Shores of our Inner Sea (on-going)
This is a photographic journey that takes the observer among the islands and coastlines of the Mediterranean Sea. A journey that as stages will include southern Italy; northern Africa; Greece and the Balkans; the beaches and hills of Lebanon and the Holy Land; Provence and Algeria; the Bosporus and the Aegean Sea – this journey has just begun.
What do the Mediterranean and the South mean? Is the former a place of confrontation and encounter? Is the latter synonymous of backwardness and degradation? The aim is to give new dignity to this ‘fragmented’ land and sea; and at the same time, to profess alternative paths of ‘progress’ and ‘modernity’ from those imposed by the North-Western paradigm based on the free market, the accumulation of capital, the clash of civilizations, the ideas of unlimited technology and progress. The South (and therefore all the Souths of the world, or the Global South) has within itself certain traits to be rediscovered, reassessed and accepted: moderation between extremes, slowness, rest, appreciation of the present, of the here and now; respect for limits. If the Mediterranean is the south of Europe, the Mediterranean is the first ‘piece’ of the world’s peripheries (Africa; Asia; the Middle East; Latin America).
Western philosophy was born in Greece because it was here that the ancients dedicated themselves to a certain type of navigation, sometimes very short, between one cape and another; between one island and another; between archipelagos and coastlines: departure yes, but also return.

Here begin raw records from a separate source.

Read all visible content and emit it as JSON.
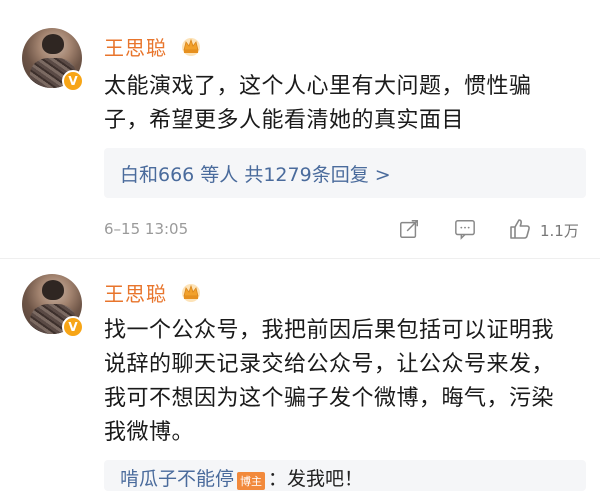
{
  "comments": [
    {
      "username": "王思聪",
      "avatar_badge": "V",
      "text": "太能演戏了，这个人心里有大问题，惯性骗子，希望更多人能看清她的真实面目",
      "reply_summary": "白和666 等人  共1279条回复 >",
      "time": "6–15 13:05",
      "likes": "1.1万",
      "icons": [
        "share-icon",
        "comment-icon",
        "like-icon"
      ]
    },
    {
      "username": "王思聪",
      "avatar_badge": "V",
      "text": "找一个公众号，我把前因后果包括可以证明我说辞的聊天记录交给公众号，让公众号来发，我可不想因为这个骗子发个微博，晦气，污染我微博。",
      "reply_preview_user": "啃瓜子不能停",
      "reply_preview_tag": "博主",
      "reply_preview_text": "：发我吧！"
    }
  ],
  "colors": {
    "username": "#e8752c",
    "link": "#4a6b9c",
    "badge": "#f7a516",
    "meta": "#9a9a9a"
  }
}
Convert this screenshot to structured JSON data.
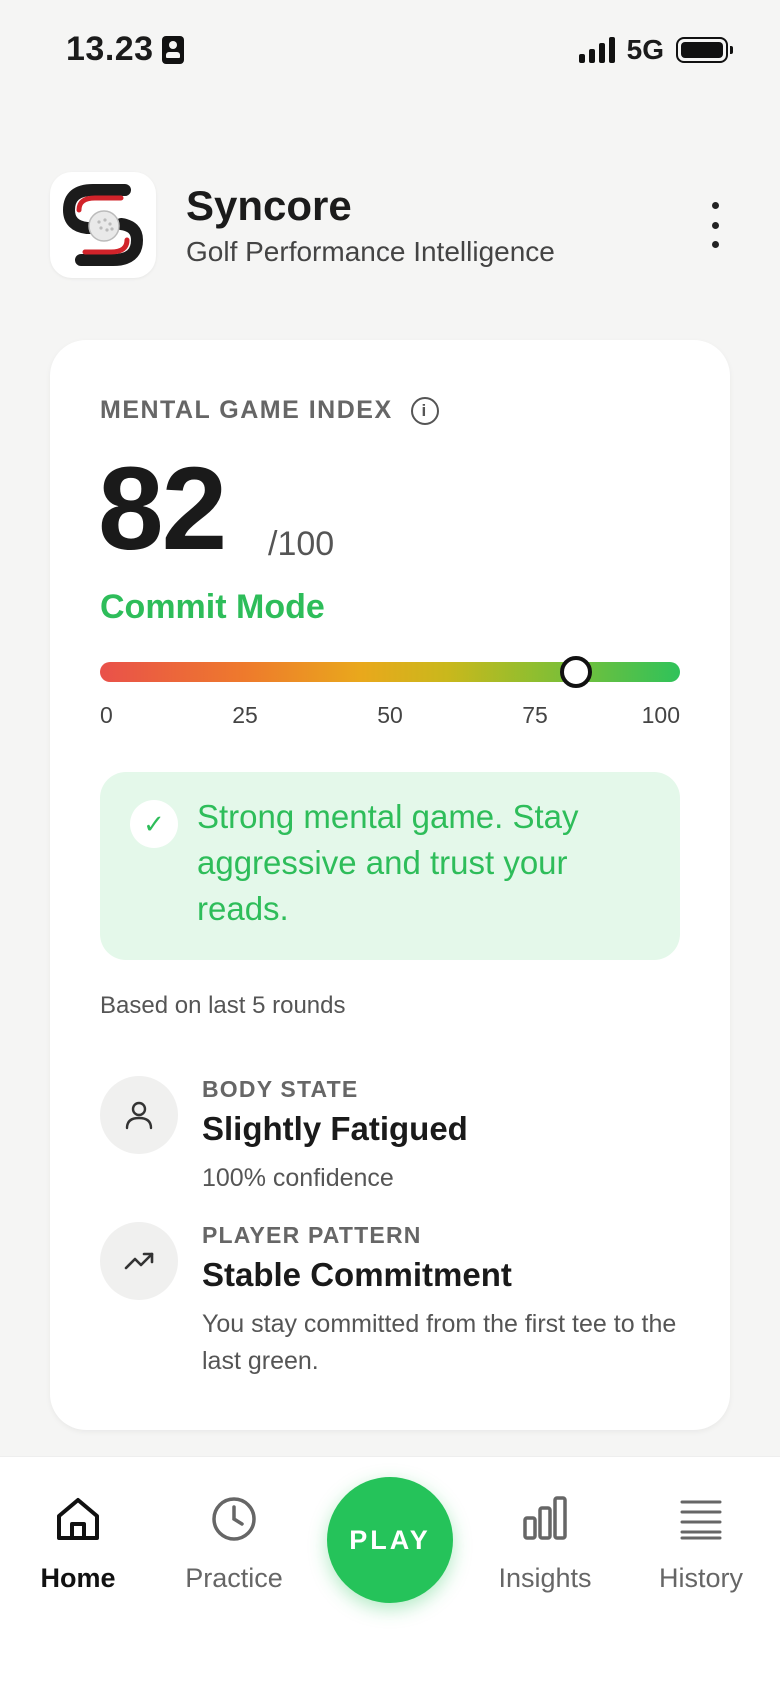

Here lies the birth of critical/philosophical thinking and ‘awareness of limits’ – which help human beings avoid the emergence of the ‘fundamentalisms of the land and the sea’. The land recalls the absolutism of belonging and ethnicity, while that of the sea is linked to blind faith in technological progress. On the contrary, we should aim ‘towards the center’: an imaginary and inner place (but one that is then concretely externalized) where we can cultivate ‘moderation’ and amplify our mastery with respect to ‘cognition of the cardinal points’. What is the center? If we were North, we would point South; if South, North; if West, East and vice versa. Today only two directions are pursued, here the lack of ‘moderation’.
The South urges to have its say on how to deal with today’s challenges humanity is facing, both in terms of nature and the encounter and appreciation of the Other, and in creating a more equitable world – one with less injustice. Indeed, the time has come for the North to listen to the voice of the South and benefit from its ‘newfound wisdom’. This photographic journey draws on a vast literature, also interdisciplinary in nature, concerning the Mediterranean region and the study of so-called ‘Meridian thought’; to name a few authors: Fernand Braudel; Albert Camus; Carl Schmitt; Pedrag Matvejevic; Franco Cassano. The latter’s essay Pensiero Meridiano (1996) is the cornerstone of my visual research.